The rain was, if anything, heavier here than it had been in Toronto and she dashed to the front door of the house and let herself in. It was midday quiet and still; a kind of stillness that made her nervous, given what she’d found in her hotel room the day before. It would have been nice to have some company, but her mother and Martha had gone out in the morning and the house was as empty as it sounded.

She popped two pieces of whole-wheat bread into the toaster. To make up for the healthy amount of fibre, she took a half-eaten wheel of Camembert out of the fridge and left it on the counter to temper for a few minutes.

There was nothing of interest in the mail except for a forwarded property tax bill for her house in Pember Lake. Westmuir kept reassessing the house at higher and higher levels and this year had it at $325,000. A similar house less than a kilometre away had sold for $260,000 in January. She didn’t mind paying her taxes – after all, it was tax money that paid her salary – but it made her sick that the county was helping itself to thirty percent extra with its upbeat evaluations. Too bad there wasn’t a law that you could sell your house back to Westmuir for what they claimed it was worth.

The toaster dinged and she cut three big slabs of cheese onto each piece and sat at the kitchen table. She hadn’t realized until now how tired she was. The buzziness of a week without Percocet had finally begun to die down – keeping busy had helped her ignore the jitters during the last few days – and she felt like the world around her was beginning to emit its real colours again. What a strange dream the last two months had been. Living in this house, half out of her mind in pain, depressed, hopeless at times. But now she was sitting at Glynnis Crombie’s – all right, Pedersen’s – kitchen table, in full uniform, thinking about the day ahead of her. She was escaping the immediate present, a state of mind that paid no heed to tomorrow, that hardly believed in it. She was shaking loose the bonds. It seemed to her now that days and weeks lay ahead of her, a topography of tasks and battles and puzzles and outcomes. She realized she felt calm and prepared for the first time since Christmas.

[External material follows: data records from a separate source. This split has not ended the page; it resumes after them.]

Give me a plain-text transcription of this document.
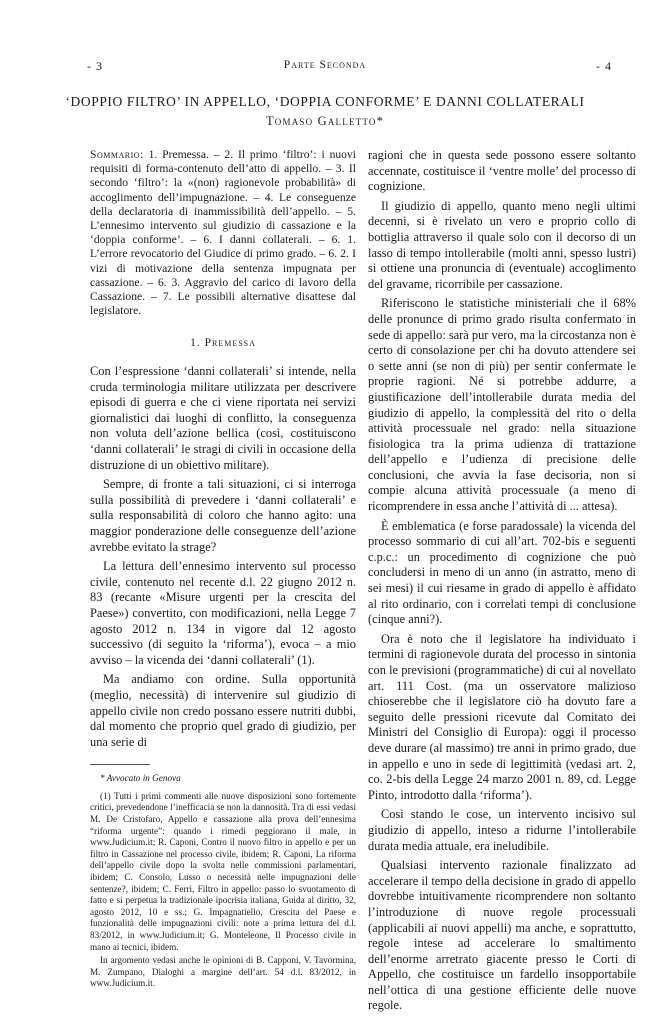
- 3	Parte Seconda	- 4
‘DOPPIO FILTRO’ IN APPELLO, ‘DOPPIA CONFORME’ E DANNI COLLATERALI
Tomaso Galletto*
Sommario: 1. Premessa. – 2. Il primo ‘filtro’: i nuovi requisiti di forma-contenuto dell’atto di appello. – 3. Il secondo ‘filtro’: la «(non) ragionevole probabilità» di accoglimento dell’impugnazione. – 4. Le conseguenze della declaratoria di inammissibilità dell’appello. – 5. L’ennesimo intervento sul giudizio di cassazione e la ‘doppia conforme’. – 6. I danni collaterali. – 6. 1. L’errore revocatorio del Giudice di primo grado. – 6. 2. I vizi di motivazione della sentenza impugnata per cassazione. – 6. 3. Aggravio del carico di lavoro della Cassazione. – 7. Le possibili alternative disattese dal legislatore.
1. Premessa

Con l’espressione ‘danni collaterali’ si intende, nella cruda terminologia militare utilizzata per descrivere episodi di guerra e che ci viene riportata nei servizi giornalistici dai luoghi di conflitto, la conseguenza non voluta dell’azione bellica (così, costituiscono ‘danni collaterali’ le stragi di civili in occasione della distruzione di un obiettivo militare).

Sempre, di fronte a tali situazioni, ci si interroga sulla possibilità di prevedere i ‘danni collaterali’ e sulla responsabilità di coloro che hanno agito: una maggior ponderazione delle conseguenze dell’azione avrebbe evitato la strage?

La lettura dell’ennesimo intervento sul processo civile, contenuto nel recente d.l. 22 giugno 2012 n. 83 (recante «Misure urgenti per la crescita del Paese») convertito, con modificazioni, nella Legge 7 agosto 2012 n. 134 in vigore dal 12 agosto successivo (di seguito la ‘riforma’), evoca – a mio avviso – la vicenda dei ‘danni collaterali’ (1).

Ma andiamo con ordine. Sulla opportunità (meglio, necessità) di intervenire sul giudizio di appello civile non credo possano essere nutriti dubbi, dal momento che proprio quel grado di giudizio, per una serie di

* Avvocato in Genova

(1) Tutti i primi commenti alle nuove disposizioni sono fortemente critici, prevedendone l’inefficacia se non la dannosità. Tra di essi vedasi M. De Cristofaro, Appello e cassazione alla prova dell’ennesima “riforma urgente”: quando i rimedi peggiorano il male, in www.Judicium.it; R. Caponi, Contro il nuovo filtro in appello e per un filtro in Cassazione nel processo civile, ibidem; R. Caponi, La riforma dell’appello civile dopo la svolta nelle commissioni parlamentari, ibidem; C. Consolo, Lusso o necessità nelle impugnazioni delle sentenze?, ibidem; C. Ferri, Filtro in appello: passo lo svuotamento di fatto e si perpetua la tradizionale ipocrisia italiana, Guida al diritto, 32, agosto 2012, 10 e ss.; G. Impagnatiello, Crescita del Paese e funzionalità delle impugnazioni civili: note a prima lettura del d.l. 83/2012, in www.Judicium.it; G. Monteleone, Il Processo civile in mano ai tecnici, ibidem.

In argomento vedasi anche le opinioni di B. Capponi, V. Tavormina, M. Zumpano, Dialoghi a margine dell’art. 54 d.l. 83/2012, in www.Judicium.it.

ragioni che in questa sede possono essere soltanto accennate, costituisce il ‘ventre molle’ del processo di cognizione.

Il giudizio di appello, quanto meno negli ultimi decenni, si è rivelato un vero e proprio collo di bottiglia attraverso il quale solo con il decorso di un lasso di tempo intollerabile (molti anni, spesso lustri) si ottiene una pronuncia di (eventuale) accoglimento del gravame, ricorribile per cassazione.

Riferiscono le statistiche ministeriali che il 68% delle pronunce di primo grado risulta confermato in sede di appello: sarà pur vero, ma la circostanza non è certo di consolazione per chi ha dovuto attendere sei o sette anni (se non di più) per sentir confermate le proprie ragioni. Né si potrebbe addurre, a giustificazione dell’intollerabile durata media del giudizio di appello, la complessità del rito o della attività processuale nel grado: nella situazione fisiologica tra la prima udienza di trattazione dell’appello e l’udienza di precisione delle conclusioni, che avvia la fase decisoria, non si compie alcuna attività processuale (a meno di ricomprendere in essa anche l’attività di ... attesa).

È emblematica (e forse paradossale) la vicenda del processo sommario di cui all’art. 702-bis e seguenti c.p.c.: un procedimento di cognizione che può concludersi in meno di un anno (in astratto, meno di sei mesi) il cui riesame in grado di appello è affidato al rito ordinario, con i correlati tempi di conclusione (cinque anni?).

Ora è noto che il legislatore ha individuato i termini di ragionevole durata del processo in sintonia con le previsioni (programmatiche) di cui al novellato art. 111 Cost. (ma un osservatore malizioso chioserebbe che il legislatore ciò ha dovuto fare a seguito delle pressioni ricevute dal Comitato dei Ministri del Consiglio di Europa): oggi il processo deve durare (al massimo) tre anni in primo grado, due in appello e uno in sede di legittimità (vedasi art. 2, co. 2-bis della Legge 24 marzo 2001 n. 89, cd. Legge Pinto, introdotto dalla ‘riforma’).

Così stando le cose, un intervento incisivo sul giudizio di appello, inteso a ridurne l’intollerabile durata media attuale, era ineludibile.

Qualsiasi intervento razionale finalizzato ad accelerare il tempo della decisione in grado di appello dovrebbe intuitivamente ricomprendere non soltanto l’introduzione di nuove regole processuali (applicabili ai nuovi appelli) ma anche, e soprattutto, regole intese ad accelerare lo smaltimento dell’enorme arretrato giacente presso le Corti di Appello, che costituisce un fardello insopportabile nell’ottica di una gestione efficiente delle nuove regole.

She worked her way through one melting, fragrant piece of toast and was picking up the second when she heard a sound from downstairs. She stilled her hand midway to her mouth and listened. There it was again. Something being pushed around on the floor. And now a voice. Good Christ. She put the toast back down on the plate, picked her chair up to move it silently back, and slipped her reloaded gun from its holster. No one would take it from her now, by god. At the door to the basement, she could hear more clearly now: faint bumps, gentle clattering, a murmur. A woman’s voice, she was fairly certain. She breathed shallowly by the door, her hand wrapping the knob silently, opening it into the dark stairwell. She stepped down, once, twice, stepped over the creaky third step, and then down again, but the fifth step emitted its low groan and she stopped on it, her heart pounding. The sounds from below abruptly stopped. Jesus, she thought. I should have gone around the back and come in through the door with the Glock out. There were footsteps approaching the bottom door. Fucking hell. She brought the gun up to chest height. A high-pitched hum filled her head. Below her, the door opened.